Although colonizing forces may bring some positive influences, the overall effect is to displace, if not extinguish, pre-existing cultures and societies. Being forced to give up an entire way of life and adapt to a new one often results in self-destructive or destructive behaviors.
Alaska Native citizens now experience higher rates of substance abuse and violence (whether directed at others or at themselves, as in suicide) than do non-Natives. Researchers have attributed the high rates of these problems to several factors, mostly related to the impact of colonialism.
Epidemics of smallpox, tuberculosis and influenza sparked by contact with non-Natives of European ancestry decimated vast proportions of Alaska's Native peoples across the state from the 1700s until the turn of the 20th century. Alaska's Native communities have struggled for generations with the emotional and physical trauma these plagues left in their midst.
Second, due to the rapid influx of non-Natives, many Alaska Native cultures have experienced the loss or serious erosion of entire, integrated ways of life involving languages, economies, kinship structures, educational and spiritual practices, community cohesion, and creative expressions. Such dramatic change has stressed many individuals and communities almost to the breaking point.

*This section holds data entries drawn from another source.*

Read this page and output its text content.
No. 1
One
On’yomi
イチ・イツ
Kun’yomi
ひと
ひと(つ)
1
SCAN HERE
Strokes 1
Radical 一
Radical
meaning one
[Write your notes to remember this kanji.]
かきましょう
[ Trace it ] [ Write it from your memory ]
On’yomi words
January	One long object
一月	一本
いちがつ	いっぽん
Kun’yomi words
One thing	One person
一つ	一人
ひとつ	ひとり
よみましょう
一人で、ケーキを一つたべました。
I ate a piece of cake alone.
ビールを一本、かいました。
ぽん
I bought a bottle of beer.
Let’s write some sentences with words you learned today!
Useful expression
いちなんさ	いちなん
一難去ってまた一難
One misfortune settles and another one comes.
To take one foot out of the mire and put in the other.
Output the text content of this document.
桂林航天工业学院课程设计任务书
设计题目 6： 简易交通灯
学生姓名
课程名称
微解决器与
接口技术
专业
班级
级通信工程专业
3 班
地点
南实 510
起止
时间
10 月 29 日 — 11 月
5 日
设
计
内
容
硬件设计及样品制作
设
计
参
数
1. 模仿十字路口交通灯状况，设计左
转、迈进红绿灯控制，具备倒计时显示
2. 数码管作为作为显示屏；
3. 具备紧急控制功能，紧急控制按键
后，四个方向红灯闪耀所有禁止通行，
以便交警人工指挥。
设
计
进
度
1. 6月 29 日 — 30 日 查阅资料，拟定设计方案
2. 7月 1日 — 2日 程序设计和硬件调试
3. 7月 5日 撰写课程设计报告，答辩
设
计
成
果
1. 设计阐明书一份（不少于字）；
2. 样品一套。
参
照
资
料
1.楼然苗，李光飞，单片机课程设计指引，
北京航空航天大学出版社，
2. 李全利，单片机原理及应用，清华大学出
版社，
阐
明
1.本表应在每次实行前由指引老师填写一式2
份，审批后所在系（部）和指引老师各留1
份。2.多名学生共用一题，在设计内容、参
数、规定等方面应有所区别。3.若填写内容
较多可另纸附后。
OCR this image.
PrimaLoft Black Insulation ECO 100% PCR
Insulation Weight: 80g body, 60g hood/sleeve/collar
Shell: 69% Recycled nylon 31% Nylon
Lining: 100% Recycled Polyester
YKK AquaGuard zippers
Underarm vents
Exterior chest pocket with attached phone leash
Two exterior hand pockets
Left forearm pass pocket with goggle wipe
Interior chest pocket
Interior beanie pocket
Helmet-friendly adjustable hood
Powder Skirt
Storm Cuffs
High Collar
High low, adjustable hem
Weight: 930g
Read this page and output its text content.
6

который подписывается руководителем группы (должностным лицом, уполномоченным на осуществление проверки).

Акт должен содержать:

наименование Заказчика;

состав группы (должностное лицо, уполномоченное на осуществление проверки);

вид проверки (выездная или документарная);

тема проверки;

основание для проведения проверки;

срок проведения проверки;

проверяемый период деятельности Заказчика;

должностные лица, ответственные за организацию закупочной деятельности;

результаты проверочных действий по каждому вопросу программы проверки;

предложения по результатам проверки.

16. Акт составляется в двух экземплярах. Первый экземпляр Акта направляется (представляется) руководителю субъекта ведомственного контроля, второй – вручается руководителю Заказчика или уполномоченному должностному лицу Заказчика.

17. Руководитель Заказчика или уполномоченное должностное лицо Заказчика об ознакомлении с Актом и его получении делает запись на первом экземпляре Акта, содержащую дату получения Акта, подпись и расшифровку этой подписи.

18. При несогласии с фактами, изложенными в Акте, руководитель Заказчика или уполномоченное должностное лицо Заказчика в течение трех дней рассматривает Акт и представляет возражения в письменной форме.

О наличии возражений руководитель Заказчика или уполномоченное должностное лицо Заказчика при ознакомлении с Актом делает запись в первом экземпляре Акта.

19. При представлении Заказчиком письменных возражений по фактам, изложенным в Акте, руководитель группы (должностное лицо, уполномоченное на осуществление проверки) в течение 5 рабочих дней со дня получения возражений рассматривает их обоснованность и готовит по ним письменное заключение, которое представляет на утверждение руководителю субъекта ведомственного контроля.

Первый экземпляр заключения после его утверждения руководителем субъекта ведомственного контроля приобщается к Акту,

Only one or two generations ago, many rural Native communities were Elder-led, subsistence societies characterized by oral traditions, close-knit extended families, a communal view of the land, ancestral languages and almost exclusively face-to-face interactions. Almost overnight many villages have become dominated by TV, radio, telephones, computers, cash jobs, snowmobiles, the English language, private property and youth culture.
Deprived of the critical subsistence-provider role played by their fathers, grandfathers, and great-grandfathers, and often lacking entry into the cash economy, many young Alaska Native males struggle with feelings of despair, grief and anger. The suicide rate for young Alaska Native males is among the highest of any group in the nation.
Although many missionaries and educators worked respectfully with and on behalf of Native communities and cultures, others believed the success of their efforts depended upon the destruction of traditional ways. Thousands of Alaska Native youth were exported from their villages to boarding or mission schools far away from home. Although some benefited from the experience, the practice left emotional scars on many others. To varying degrees, the price of a western education included severance of connection to family and culture as well as direct attacks upon traditional ways of life. Young people were sometimes physically punished for speaking their own languages or honoring their cultural traditions. The personal and cultural injuries and losses inflicted in such cases are still being healed.
A tragic piece of Alaska's history involves a minority of religious leaders serving in Native villages who perpetrated sexual and other forms of abuse against village children. The effects of this abuse then spread to future generations.
Some groups of Alaska Native peoples have experienced actual slavery and extreme economic exploitation and cultural violence at the hands of colonial powers. Russian enslavement of the Aleut peoples as workers in the fur seal harvest was replaced in the late 1800s by continuing exploitation by the United States government after Russia sold Alaska to the U.S. In addition, the internment of the Aleuts during World War II resulted in death and dislocation for many villagers. (In 1988, at the direction of the United Nations, the U.S. government issued a formal apology to the Aleut and Japanese-American people interned during WWII.)
Lastly, although the Anti-Discrimination Act was passed in 1945, discrimination against Alaska Native people (as well as other non-dominant groups) persists in subtle and not-so-subtle ways in modern society. Native people regularly report instances of mistreatment, ranging from long waits to receive service in business establishments to being on the receiving end of negative jokes and slurs to threats or incidents of physical or sexual violence.
Such mistreatment contributes to the stresses that can fuel episodes of drinking or violence.